Hedged Reads are now generally available, letting mongos instances send read operations to multiple replicas and return the first response. This drastically reduces tail latency for queries in globally distributed clusters, especially when some replicas might be experiencing network issues.
How are time series collections enhanced?
You can now run delete operations on time series collections, which was a major limitation before. The new compact command helps reclaim disk space after large deletions, making time series data much more manageable for evolving use cases.
Columnar compression gets support for zstd compression, offering better compression ratios for your time series data. This means lower storage costs and better I/O performance for large-scale time series workloads.

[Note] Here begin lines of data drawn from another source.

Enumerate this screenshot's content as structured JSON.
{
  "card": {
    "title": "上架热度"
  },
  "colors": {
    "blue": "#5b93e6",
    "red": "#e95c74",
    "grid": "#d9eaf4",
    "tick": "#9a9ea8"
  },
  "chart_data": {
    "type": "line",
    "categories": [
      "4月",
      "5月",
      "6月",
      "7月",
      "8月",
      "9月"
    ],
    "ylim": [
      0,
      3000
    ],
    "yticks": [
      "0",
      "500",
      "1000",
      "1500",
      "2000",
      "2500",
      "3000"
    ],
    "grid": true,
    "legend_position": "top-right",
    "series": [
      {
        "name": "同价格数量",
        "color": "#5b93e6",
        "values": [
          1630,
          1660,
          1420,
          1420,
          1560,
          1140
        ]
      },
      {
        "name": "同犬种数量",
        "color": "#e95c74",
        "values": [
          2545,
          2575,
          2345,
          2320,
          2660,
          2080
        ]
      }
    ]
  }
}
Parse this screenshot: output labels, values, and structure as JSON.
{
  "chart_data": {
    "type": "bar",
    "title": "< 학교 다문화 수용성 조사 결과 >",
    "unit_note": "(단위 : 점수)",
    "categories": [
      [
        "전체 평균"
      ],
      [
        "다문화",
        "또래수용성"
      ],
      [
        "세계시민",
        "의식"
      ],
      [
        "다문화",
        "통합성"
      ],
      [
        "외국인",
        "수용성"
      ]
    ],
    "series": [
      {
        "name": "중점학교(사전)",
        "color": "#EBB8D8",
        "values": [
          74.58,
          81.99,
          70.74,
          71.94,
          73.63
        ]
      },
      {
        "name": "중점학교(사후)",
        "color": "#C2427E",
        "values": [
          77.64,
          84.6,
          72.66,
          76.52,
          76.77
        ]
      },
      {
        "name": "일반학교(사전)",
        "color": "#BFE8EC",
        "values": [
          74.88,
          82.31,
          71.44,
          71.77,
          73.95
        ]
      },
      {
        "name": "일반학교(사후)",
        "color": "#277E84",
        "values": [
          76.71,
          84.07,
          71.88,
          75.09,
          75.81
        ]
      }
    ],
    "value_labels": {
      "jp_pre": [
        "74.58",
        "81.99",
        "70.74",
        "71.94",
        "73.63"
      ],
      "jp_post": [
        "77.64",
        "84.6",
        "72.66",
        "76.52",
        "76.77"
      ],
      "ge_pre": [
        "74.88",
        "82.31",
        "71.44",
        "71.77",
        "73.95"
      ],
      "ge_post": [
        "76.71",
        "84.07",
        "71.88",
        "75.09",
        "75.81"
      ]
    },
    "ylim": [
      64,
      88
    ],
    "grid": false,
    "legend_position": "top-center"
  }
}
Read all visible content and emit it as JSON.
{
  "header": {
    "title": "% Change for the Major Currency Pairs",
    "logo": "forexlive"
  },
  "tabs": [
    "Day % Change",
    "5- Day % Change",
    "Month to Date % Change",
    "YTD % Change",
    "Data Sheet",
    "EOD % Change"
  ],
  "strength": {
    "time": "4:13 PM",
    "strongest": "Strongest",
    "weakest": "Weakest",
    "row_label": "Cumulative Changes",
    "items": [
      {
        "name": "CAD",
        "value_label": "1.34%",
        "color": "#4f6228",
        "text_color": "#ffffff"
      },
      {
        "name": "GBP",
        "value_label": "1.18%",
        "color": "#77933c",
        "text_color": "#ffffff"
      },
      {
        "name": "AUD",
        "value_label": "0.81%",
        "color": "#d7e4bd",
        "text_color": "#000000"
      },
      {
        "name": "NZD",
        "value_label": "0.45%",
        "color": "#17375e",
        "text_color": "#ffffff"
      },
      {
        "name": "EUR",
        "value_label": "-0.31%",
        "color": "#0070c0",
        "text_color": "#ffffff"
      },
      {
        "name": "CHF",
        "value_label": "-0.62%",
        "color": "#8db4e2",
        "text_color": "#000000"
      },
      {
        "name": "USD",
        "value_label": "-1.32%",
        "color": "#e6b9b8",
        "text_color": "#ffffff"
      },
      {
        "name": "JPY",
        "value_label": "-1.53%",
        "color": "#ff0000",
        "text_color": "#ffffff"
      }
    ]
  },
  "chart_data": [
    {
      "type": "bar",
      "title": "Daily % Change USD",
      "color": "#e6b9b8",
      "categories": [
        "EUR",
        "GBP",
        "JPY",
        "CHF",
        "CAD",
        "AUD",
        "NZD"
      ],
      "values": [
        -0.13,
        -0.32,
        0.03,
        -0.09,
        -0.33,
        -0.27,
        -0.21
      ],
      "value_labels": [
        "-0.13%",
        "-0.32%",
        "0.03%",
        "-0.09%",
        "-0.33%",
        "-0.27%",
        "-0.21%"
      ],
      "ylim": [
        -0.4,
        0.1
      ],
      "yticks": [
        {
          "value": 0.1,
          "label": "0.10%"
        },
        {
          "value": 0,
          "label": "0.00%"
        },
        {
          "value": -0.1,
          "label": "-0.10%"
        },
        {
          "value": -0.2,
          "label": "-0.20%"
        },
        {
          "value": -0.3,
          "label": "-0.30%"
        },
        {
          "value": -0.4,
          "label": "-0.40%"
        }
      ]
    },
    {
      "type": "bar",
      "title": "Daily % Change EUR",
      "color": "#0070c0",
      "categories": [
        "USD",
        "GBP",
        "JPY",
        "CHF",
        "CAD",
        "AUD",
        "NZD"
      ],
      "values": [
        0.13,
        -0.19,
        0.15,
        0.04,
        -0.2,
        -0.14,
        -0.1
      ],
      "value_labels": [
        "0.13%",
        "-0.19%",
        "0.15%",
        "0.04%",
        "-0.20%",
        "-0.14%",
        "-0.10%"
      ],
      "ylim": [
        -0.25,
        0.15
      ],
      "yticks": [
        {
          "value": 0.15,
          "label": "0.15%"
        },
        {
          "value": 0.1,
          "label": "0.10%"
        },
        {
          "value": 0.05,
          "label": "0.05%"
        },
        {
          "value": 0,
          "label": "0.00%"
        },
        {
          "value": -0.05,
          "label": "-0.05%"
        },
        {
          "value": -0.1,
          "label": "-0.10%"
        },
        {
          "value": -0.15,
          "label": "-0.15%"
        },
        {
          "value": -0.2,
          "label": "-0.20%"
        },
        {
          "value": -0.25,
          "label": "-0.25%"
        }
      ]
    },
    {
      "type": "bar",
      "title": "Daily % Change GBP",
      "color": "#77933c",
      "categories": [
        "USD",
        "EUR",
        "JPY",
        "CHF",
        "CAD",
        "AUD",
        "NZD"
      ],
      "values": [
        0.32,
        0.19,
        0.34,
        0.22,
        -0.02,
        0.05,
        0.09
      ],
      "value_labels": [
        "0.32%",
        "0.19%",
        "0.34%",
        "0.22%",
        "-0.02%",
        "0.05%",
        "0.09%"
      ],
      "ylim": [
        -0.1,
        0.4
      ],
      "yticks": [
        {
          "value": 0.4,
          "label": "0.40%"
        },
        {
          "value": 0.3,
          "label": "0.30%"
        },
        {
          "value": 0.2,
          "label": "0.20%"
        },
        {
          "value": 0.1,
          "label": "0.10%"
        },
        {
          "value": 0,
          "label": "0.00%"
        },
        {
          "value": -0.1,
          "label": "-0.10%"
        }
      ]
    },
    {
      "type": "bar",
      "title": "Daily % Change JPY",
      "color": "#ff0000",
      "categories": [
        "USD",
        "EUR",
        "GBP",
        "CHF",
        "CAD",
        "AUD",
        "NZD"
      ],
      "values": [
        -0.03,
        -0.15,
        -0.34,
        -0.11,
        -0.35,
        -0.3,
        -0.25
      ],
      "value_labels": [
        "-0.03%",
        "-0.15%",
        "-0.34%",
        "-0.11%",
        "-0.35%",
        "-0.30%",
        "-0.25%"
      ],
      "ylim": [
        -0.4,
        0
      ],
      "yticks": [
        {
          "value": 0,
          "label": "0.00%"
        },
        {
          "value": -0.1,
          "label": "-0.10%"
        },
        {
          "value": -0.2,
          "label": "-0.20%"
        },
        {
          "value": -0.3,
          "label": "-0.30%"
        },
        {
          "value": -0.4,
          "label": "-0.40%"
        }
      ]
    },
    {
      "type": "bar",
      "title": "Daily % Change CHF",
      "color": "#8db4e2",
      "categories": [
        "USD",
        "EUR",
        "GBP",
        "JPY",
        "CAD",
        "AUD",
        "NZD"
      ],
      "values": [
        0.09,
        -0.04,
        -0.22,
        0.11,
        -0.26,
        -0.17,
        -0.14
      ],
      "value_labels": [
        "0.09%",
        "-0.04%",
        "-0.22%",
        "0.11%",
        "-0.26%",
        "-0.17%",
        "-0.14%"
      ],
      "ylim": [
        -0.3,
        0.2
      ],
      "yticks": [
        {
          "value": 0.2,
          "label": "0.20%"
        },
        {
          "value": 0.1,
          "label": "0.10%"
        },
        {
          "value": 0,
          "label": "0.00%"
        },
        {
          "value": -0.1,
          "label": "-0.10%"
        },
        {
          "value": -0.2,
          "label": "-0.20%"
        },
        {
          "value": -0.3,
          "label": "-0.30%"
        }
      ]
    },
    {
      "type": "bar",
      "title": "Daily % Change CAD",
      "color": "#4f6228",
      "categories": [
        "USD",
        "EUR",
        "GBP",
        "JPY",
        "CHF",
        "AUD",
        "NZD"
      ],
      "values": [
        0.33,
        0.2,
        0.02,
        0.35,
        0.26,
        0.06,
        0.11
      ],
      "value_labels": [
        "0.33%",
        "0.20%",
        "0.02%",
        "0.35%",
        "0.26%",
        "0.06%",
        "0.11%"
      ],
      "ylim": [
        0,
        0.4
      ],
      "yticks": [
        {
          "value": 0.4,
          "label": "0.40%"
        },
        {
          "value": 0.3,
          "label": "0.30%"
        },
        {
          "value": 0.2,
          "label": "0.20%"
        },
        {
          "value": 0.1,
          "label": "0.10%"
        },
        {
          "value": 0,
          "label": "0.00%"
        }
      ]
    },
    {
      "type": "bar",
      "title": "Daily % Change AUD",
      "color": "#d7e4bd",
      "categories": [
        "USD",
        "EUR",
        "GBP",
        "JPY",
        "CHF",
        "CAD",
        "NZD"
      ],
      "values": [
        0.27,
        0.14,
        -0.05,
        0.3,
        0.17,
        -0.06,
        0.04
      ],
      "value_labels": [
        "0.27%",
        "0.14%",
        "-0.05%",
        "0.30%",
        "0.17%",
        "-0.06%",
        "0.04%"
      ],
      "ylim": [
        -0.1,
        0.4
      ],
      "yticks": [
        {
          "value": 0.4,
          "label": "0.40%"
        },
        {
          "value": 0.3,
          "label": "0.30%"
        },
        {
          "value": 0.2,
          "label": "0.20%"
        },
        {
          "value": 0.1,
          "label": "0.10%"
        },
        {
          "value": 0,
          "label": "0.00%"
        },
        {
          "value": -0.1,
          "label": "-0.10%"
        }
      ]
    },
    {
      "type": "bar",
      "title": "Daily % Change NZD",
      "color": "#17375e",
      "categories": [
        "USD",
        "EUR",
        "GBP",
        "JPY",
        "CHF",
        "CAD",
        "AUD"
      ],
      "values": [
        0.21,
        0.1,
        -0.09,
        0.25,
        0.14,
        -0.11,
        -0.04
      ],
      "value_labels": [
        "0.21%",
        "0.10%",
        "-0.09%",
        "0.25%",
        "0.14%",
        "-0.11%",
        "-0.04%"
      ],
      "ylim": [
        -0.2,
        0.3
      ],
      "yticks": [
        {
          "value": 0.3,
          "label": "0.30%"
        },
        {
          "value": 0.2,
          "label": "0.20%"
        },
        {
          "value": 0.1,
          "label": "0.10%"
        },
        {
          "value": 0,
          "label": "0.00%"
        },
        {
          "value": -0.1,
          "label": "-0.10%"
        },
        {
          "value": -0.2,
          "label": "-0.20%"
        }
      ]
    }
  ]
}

// Deleting data from a time series collection
db.weather.deleteMany({
"metadata.sensorId": 107,
"timestamp": { $lt: ISODate("2022-01-01") }
})
What operational improvements should I know about?
Cluster-wide initial sync allows a new node to sync from any eligible member of the replica set, not just the primary. This reduces load on the primary during scaling operations and makes replica set recovery more flexible.
Standalone servers now support resumable index builds. If you're building a large index and the server restarts, it'll pick up where it left off instead of starting from scratch. For operators, you can now filter audit log output by users or roles, making security reviews more focused.
FAQ
Can I use the new aggregation operators like $dateAdd in older MongoDB versions?
No, these operators are specific to MongoDB 6.2. If you try to use them against an older server version, the aggregation pipeline will fail with an unrecognized operator error.
Does Compound Hashed Sharding replace existing sharding strategies?
It doesn't replace them"it adds a new option. You can still use hashed, ranged, or zoned sharding depending on your use case. Compound Hashed is particularly useful when you need both distribution and some range query efficiency.
What happens if I delete data from a time series collection?
The delete operation marks the underlying data for removal, but the physical disk space isn't immediately reclaimed. You need to run the compact command afterward to actually free up the space, similar to how it works with regular collections.
Are Hedged Reads enabled by default?
No, you need to enable them explicitly by setting the readPreference to "hedged" in your connection string or driver configuration. They're designed for scenarios where low latency is more critical than absolute consistency.
Can I use wildcard projections in $group with nested fields?
Yes, the new wildcard support in $group _id fields works with nested document structures. For example, you can use "metadata.*" to group by all fields within a metadata subdocument.